TotalFina said it launched the unsolicited offer after Elf had repeatedly rebuffed its friendly overtures. It said the deal would benefit shareholders, customers and employees of both companies as it would create a company that could compete on the global market. Thierry Desmarest, TotalFina chairman, said a merger "would produce strong earnings growth of at least 20 per cent a year, assuming a constant environment, over the coming years."
But Elf said the TotalFina offer was not in its shareholders' best interests, pointing out that the value of Elf shares had doubled over the last three years. "This offer has not been the subject of any study or discussions with Elf's management and is therefore considered as being hostile," the company said.

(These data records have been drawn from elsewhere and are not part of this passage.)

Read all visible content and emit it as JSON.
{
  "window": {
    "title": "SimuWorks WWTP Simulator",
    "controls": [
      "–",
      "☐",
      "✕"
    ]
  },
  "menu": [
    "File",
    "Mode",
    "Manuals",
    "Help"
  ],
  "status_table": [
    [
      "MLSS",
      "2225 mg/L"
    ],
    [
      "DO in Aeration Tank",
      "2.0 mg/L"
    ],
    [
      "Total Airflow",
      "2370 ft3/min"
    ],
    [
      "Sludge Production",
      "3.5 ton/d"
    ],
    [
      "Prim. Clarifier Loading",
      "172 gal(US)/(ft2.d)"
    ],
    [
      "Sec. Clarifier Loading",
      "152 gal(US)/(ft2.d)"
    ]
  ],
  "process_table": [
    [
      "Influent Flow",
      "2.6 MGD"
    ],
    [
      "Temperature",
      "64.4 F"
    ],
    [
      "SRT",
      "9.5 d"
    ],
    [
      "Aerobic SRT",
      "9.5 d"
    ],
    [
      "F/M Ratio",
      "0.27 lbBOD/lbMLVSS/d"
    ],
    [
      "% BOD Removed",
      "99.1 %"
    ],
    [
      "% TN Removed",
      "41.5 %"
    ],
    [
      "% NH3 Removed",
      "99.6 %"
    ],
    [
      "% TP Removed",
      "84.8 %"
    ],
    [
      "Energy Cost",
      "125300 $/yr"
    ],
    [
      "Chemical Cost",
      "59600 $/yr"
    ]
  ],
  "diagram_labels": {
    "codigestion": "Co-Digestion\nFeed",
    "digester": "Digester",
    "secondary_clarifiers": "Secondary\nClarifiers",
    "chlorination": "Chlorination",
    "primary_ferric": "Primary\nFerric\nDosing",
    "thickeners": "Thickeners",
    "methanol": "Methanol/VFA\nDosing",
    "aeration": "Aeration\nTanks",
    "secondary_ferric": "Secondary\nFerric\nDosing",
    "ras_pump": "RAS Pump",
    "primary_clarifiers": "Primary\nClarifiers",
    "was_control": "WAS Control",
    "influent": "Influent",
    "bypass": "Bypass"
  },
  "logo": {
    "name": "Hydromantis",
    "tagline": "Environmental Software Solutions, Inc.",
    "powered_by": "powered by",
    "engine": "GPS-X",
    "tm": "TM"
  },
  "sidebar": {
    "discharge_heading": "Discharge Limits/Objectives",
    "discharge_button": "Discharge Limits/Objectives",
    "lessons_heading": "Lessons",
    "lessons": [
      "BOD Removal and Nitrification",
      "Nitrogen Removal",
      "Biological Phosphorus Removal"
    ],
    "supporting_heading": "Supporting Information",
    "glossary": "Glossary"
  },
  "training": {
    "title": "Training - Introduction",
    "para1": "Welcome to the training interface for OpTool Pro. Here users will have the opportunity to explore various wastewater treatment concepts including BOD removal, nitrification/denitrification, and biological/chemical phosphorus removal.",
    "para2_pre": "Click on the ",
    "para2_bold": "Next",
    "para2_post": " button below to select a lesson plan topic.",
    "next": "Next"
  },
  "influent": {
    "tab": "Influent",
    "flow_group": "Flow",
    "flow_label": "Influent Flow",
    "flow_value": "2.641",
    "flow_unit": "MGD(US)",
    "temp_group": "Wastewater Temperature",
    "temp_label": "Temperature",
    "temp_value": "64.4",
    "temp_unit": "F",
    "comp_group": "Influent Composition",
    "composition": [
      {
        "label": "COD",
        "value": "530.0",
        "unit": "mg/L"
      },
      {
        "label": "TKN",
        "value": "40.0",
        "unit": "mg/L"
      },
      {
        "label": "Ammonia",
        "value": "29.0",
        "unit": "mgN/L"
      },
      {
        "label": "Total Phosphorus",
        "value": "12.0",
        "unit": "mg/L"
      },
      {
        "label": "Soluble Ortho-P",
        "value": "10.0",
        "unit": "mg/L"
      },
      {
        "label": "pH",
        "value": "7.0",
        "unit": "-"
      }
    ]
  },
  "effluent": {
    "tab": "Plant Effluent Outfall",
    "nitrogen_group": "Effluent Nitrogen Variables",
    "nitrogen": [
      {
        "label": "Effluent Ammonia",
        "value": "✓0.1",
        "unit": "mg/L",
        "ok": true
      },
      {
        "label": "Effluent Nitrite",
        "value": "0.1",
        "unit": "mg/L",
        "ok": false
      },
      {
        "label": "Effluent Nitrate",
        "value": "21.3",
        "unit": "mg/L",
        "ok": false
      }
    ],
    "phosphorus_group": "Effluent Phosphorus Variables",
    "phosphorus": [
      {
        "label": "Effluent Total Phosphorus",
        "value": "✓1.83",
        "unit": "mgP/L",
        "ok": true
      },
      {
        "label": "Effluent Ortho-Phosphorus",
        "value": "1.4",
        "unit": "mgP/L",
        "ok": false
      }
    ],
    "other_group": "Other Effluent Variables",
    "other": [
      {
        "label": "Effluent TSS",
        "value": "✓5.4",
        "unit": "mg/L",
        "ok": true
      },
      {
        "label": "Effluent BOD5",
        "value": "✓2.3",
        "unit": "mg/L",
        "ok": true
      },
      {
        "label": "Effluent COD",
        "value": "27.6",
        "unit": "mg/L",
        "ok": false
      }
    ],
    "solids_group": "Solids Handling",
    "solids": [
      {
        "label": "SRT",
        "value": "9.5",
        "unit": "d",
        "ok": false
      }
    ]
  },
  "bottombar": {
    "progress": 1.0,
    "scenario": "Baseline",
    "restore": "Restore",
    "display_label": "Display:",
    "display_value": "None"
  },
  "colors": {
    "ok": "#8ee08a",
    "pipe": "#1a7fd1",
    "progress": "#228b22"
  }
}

Analysts said it expected foreign rivals such as Shell or BP of the UK or Exxon or Chevron of the US to make rival bids. Neither Shell nor BP would comment. The bid values Elf shares at euro170.7 compared with its closing price of Friday of euro145.9 - a 17 per cent premium - although analysts are looking for rival bids at up to euro200. But the outcome will depend on the attitude of the French government, which retained a golden share in Elf after the company was privatised in 1994. It could use the stake to block a foreign takeover.
Shares in oil stocks surged on the news, which could herald a repeat of the series of mergers caused by the oil price slump in the two years to 1998. Oil prices rose to an 18-month high yesterday on reports that OPEC supply limits have eaten into stockpiles in the West. Brent crude rose $0.51 to pounds 18.17 a barrel.